Mediterranean Crossroad
edited by Jacopo Anderlini and Enrico Fravega


Rubber dinghies, landings, patrol boats, NGOs, boatmen... the spectacularisation of borders that we have experienced in our daily lives for years only tells part of the story. The dominant political-media narratives represent the Mediterranean as a 'natural' barrier dividing distant areas both geographically and socially. The Mediterranean, however, historically is a space of encounter and contamination, as this "field" work conducted on board of the Tanimar by a group of social scientists testifies, giving voice and legitimacy to all those who cross the sea: migrants, fishermen, sailors, coastguards, islanders, officials of European agencies.
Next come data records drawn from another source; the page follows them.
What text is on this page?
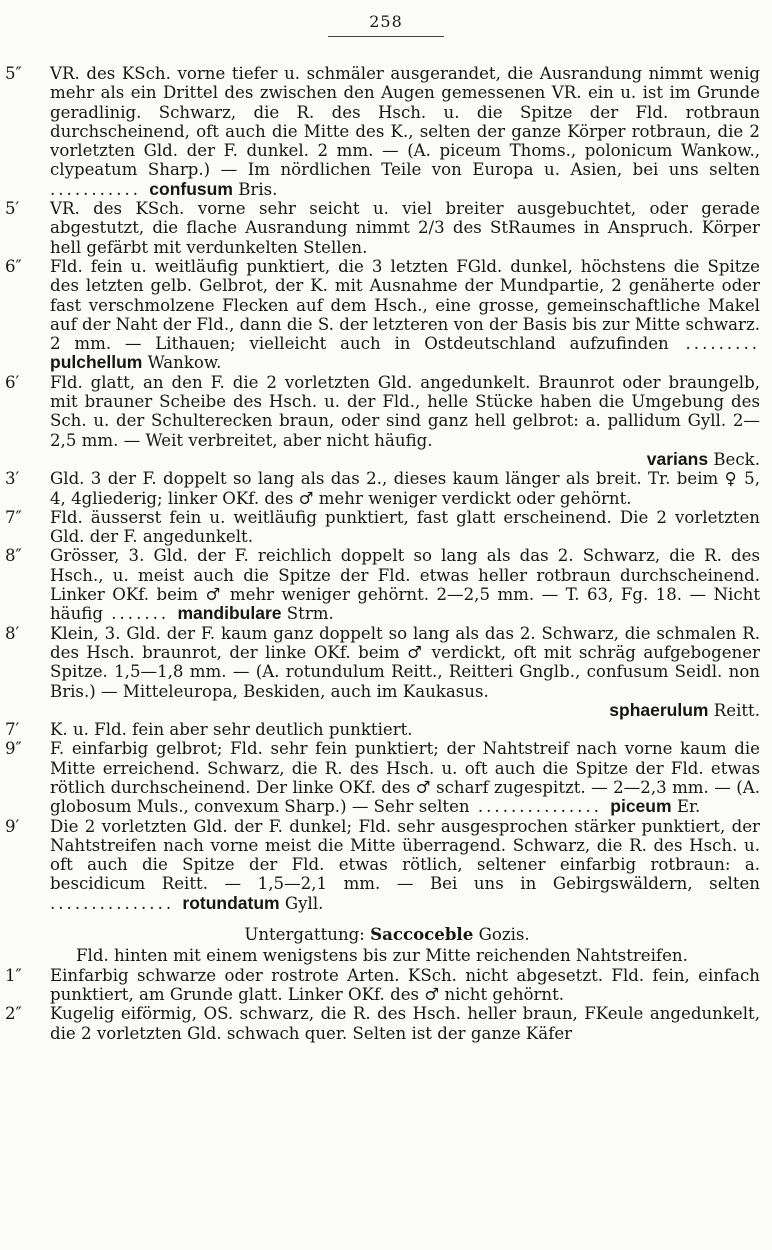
258
5″ VR. des KSch. vorne tiefer u. schmäler ausgerandet, die Ausrandung nimmt wenig mehr als ein Drittel des zwischen den Augen gemessenen VR. ein u. ist im Grunde geradlinig. Schwarz, die R. des Hsch. u. die Spitze der Fld. rotbraun durchscheinend, oft auch die Mitte des K., selten der ganze Körper rotbraun, die 2 vorletzten Gld. der F. dunkel. 2 mm. — (A. piceum Thoms., polonicum Wankow., clypeatum Sharp.) — Im nördlichen Teile von Europa u. Asien, bei uns selten ........... confusum Bris.
5′ VR. des KSch. vorne sehr seicht u. viel breiter ausgebuchtet, oder gerade abgestutzt, die flache Ausrandung nimmt 2/3 des StRaumes in Anspruch. Körper hell gefärbt mit verdunkelten Stellen.
6″ Fld. fein u. weitläufig punktiert, die 3 letzten FGld. dunkel, höchstens die Spitze des letzten gelb. Gelbrot, der K. mit Ausnahme der Mundpartie, 2 genäherte oder fast verschmolzene Flecken auf dem Hsch., eine grosse, gemeinschaftliche Makel auf der Naht der Fld., dann die S. der letzteren von der Basis bis zur Mitte schwarz. 2 mm. — Lithauen; vielleicht auch in Ostdeutschland aufzufinden ......... pulchellum Wankow.
6′ Fld. glatt, an den F. die 2 vorletzten Gld. angedunkelt. Braunrot oder braungelb, mit brauner Scheibe des Hsch. u. der Fld., helle Stücke haben die Umgebung des Sch. u. der Schulterecken braun, oder sind ganz hell gelbrot: a. pallidum Gyll. 2—2,5 mm. — Weit verbreitet, aber nicht häufig.
varians Beck.
3′ Gld. 3 der F. doppelt so lang als das 2., dieses kaum länger als breit. Tr. beim ♀ 5, 4, 4gliederig; linker OKf. des ♂ mehr weniger verdickt oder gehörnt.
7″ Fld. äusserst fein u. weitläufig punktiert, fast glatt erscheinend. Die 2 vorletzten Gld. der F. angedunkelt.
8″ Grösser, 3. Gld. der F. reichlich doppelt so lang als das 2. Schwarz, die R. des Hsch., u. meist auch die Spitze der Fld. etwas heller rotbraun durchscheinend. Linker OKf. beim ♂ mehr weniger gehörnt. 2—2,5 mm. — T. 63, Fg. 18. — Nicht häufig ....... mandibulare Strm.
8′ Klein, 3. Gld. der F. kaum ganz doppelt so lang als das 2. Schwarz, die schmalen R. des Hsch. braunrot, der linke OKf. beim ♂ verdickt, oft mit schräg aufgebogener Spitze. 1,5—1,8 mm. — (A. rotundulum Reitt., Reitteri Gnglb., confusum Seidl. non Bris.) — Mitteleuropa, Beskiden, auch im Kaukasus.
sphaerulum Reitt.
7′ K. u. Fld. fein aber sehr deutlich punktiert.
9″ F. einfarbig gelbrot; Fld. sehr fein punktiert; der Nahtstreif nach vorne kaum die Mitte erreichend. Schwarz, die R. des Hsch. u. oft auch die Spitze der Fld. etwas rötlich durchscheinend. Der linke OKf. des ♂ scharf zugespitzt. — 2—2,3 mm. — (A. globosum Muls., convexum Sharp.) — Sehr selten ............... piceum Er.
9′ Die 2 vorletzten Gld. der F. dunkel; Fld. sehr ausgesprochen stärker punktiert, der Nahtstreifen nach vorne meist die Mitte überragend. Schwarz, die R. des Hsch. u. oft auch die Spitze der Fld. etwas rötlich, seltener einfarbig rotbraun: a. bescidicum Reitt. — 1,5—2,1 mm. — Bei uns in Gebirgswäldern, selten ............... rotundatum Gyll.
Untergattung: Saccoceble Gozis.
Fld. hinten mit einem wenigstens bis zur Mitte reichenden Nahtstreifen.
1″ Einfarbig schwarze oder rostrote Arten. KSch. nicht abgesetzt. Fld. fein, einfach punktiert, am Grunde glatt. Linker OKf. des ♂ nicht gehörnt.
2″ Kugelig eiförmig, OS. schwarz, die R. des Hsch. heller braun, FKeule angedunkelt, die 2 vorletzten Gld. schwach quer. Selten ist der ganze Käfer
By applying sociological methodologies as public practice, this research proposes to rethink the Mediterranean's "water frontier". In doing so, the sea is no longer a border arbitrarily traced on a map, but rather becomes, once again, a common space inhabited by a plurality of social actors. It is them who constantly call it into question and are already prefiguring post-national futures capable of going beyond state control of mobility.

JACOPO ANDERLINI
(PhD) is a Research Fellow in Sociology of Cultural and Communicative Processes at the University of Parma. He has studied the transformations of the European border regime in the Mediterranean and at internal borders for many years. In particular, Anderlini deals with border studies, refugee studies and critical technology theory.

ENRICO FRAVEGA
(PhD) is a Research Fellow and contract Lecturer in Sociology of Cultural and Communicative Processes at the University of Genoa. In his research work he has explored the links between migration, housing conditions and temporality.